6. Production de classes de verbes sur la base de leur comportement syntaxique Les travaux de Levin sur l’anglais (Levin, 1993) tout comme ceux de Gross sur le français (Gross, 1975), malgré leurs différences, tendent à montrer que des verbes partageant des comportements syntaxiques similaires peuvent (souvent) former des classes homogènes sur le plan sémantique. Même si cela ne se vérifie pas dans tous les cas22 , l’intérêt de ces classes est manifeste pour l’élaboration d’une ressource structurée « à la Verbnet », où les verbes sont assemblés en classes syntaxico-sémantiques rangées hiérarchiquement.
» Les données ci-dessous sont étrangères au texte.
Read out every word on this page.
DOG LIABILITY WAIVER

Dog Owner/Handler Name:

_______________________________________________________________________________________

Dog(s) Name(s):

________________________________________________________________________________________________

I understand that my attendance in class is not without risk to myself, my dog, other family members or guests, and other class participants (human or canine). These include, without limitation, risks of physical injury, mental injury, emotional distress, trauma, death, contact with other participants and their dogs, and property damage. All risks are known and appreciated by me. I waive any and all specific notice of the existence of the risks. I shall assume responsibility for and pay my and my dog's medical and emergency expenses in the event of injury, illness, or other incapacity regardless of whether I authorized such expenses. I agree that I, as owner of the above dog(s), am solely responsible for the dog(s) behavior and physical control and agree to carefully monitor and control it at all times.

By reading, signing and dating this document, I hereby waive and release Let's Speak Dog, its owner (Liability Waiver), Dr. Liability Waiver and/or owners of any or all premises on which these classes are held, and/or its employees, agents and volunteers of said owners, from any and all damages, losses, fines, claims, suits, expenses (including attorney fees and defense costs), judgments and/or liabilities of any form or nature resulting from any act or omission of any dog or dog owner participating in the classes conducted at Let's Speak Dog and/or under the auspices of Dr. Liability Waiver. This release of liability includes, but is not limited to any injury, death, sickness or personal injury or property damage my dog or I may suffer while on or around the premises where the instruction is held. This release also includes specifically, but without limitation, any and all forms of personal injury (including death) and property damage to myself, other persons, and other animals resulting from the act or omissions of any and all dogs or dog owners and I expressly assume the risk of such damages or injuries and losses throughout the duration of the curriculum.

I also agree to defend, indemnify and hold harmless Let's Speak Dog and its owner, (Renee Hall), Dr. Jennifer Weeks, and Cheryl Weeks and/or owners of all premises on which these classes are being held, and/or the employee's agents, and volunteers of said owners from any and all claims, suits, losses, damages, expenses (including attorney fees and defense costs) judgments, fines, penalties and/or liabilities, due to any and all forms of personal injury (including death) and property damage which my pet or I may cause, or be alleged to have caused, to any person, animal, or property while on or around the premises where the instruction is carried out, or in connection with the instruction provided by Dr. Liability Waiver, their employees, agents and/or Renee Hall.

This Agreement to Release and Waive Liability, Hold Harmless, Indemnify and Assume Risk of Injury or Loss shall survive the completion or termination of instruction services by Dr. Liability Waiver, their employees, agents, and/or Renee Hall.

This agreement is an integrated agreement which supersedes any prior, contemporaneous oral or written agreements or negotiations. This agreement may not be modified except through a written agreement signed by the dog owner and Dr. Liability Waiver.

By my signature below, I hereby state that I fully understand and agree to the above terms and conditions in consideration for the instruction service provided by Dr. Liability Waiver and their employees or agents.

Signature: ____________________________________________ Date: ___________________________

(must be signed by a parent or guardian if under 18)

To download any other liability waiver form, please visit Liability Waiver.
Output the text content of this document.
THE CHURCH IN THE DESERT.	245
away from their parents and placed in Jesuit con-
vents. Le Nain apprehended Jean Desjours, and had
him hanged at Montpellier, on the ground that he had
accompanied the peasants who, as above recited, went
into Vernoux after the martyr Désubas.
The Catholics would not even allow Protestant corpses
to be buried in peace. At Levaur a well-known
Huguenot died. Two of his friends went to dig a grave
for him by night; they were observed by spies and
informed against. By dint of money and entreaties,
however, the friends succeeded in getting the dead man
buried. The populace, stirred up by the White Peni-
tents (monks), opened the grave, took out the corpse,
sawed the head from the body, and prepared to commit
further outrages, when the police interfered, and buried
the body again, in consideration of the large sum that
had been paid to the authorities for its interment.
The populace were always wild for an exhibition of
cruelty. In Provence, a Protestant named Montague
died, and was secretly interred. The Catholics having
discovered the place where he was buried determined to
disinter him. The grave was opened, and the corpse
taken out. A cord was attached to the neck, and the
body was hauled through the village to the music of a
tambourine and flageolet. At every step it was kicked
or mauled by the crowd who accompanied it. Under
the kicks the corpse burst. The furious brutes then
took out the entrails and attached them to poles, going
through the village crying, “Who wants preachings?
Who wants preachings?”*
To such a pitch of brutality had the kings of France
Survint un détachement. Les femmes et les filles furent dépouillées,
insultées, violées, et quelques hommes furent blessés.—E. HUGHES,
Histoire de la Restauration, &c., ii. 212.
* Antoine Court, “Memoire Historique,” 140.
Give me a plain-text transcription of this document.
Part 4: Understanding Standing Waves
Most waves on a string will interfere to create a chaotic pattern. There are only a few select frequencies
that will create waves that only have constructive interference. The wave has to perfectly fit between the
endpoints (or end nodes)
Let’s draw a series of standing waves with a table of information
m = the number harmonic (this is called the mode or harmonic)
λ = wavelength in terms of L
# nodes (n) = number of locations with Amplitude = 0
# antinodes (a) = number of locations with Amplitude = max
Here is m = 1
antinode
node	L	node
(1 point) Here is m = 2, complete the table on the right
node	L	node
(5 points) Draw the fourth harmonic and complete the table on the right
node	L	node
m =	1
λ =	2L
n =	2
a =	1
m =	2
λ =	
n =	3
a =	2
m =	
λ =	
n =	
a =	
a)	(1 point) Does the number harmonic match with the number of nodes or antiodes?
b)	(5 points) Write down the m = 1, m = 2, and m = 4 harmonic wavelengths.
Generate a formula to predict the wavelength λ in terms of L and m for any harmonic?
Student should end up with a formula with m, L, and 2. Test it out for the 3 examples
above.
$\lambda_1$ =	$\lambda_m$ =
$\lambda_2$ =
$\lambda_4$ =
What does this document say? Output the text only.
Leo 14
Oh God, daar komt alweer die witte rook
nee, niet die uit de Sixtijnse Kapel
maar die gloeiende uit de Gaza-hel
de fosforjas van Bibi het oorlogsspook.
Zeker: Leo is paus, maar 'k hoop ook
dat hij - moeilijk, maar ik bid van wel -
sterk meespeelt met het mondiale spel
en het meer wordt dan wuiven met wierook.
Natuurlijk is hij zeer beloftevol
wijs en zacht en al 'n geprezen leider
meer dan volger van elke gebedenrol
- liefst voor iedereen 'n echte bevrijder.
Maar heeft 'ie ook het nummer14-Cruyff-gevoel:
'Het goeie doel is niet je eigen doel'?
Il a été montré qu’une approche automatique du type de celle que nous avons présentée constitue une base intéressante pour produire des classes pertinentes et peut notamment enrichir un travail manuel (Kipper et al., 2008).

6.1. Travaux antérieurs Dans sa classification des verbes anglais, Levin (1993) a essayé d’établir un lien entre les alternances syntaxiques et les composants sémantiques qui caractérisent ces classes en anglais. L’intérêt de la classification automatique est d’une part de faciliter la tâche fastidieuse de création de ressources linguistiques par le biais d’une acquisition automatique de propriétés lexicales ; d’autre part, les ressources lexicales structurées sont plus faciles à maintenir et à élargir parce qu’elles permettent de formuler des généralisations sur des classes de mots. 22. Il nous semble d’ailleurs que le statut de ces classes n’est pas tout à fait clair sur le plan théorique ; nous avons, parallèlement au travail présenté ici, entamé un travail de comparaison entre les approches de Levin et de Gross, dans la mesure où il s’agit de deux ensembles de travaux proches et importants (même s’ils reposent sur des présupposés en partie différents) mais qui n’ont jamais fait l’objet d’un examen comparé approfondi. Sur le français, voir aussi les travaux de P. Saint-Dizier, dans la lignée de Levin (Saint-Dizier, 2003).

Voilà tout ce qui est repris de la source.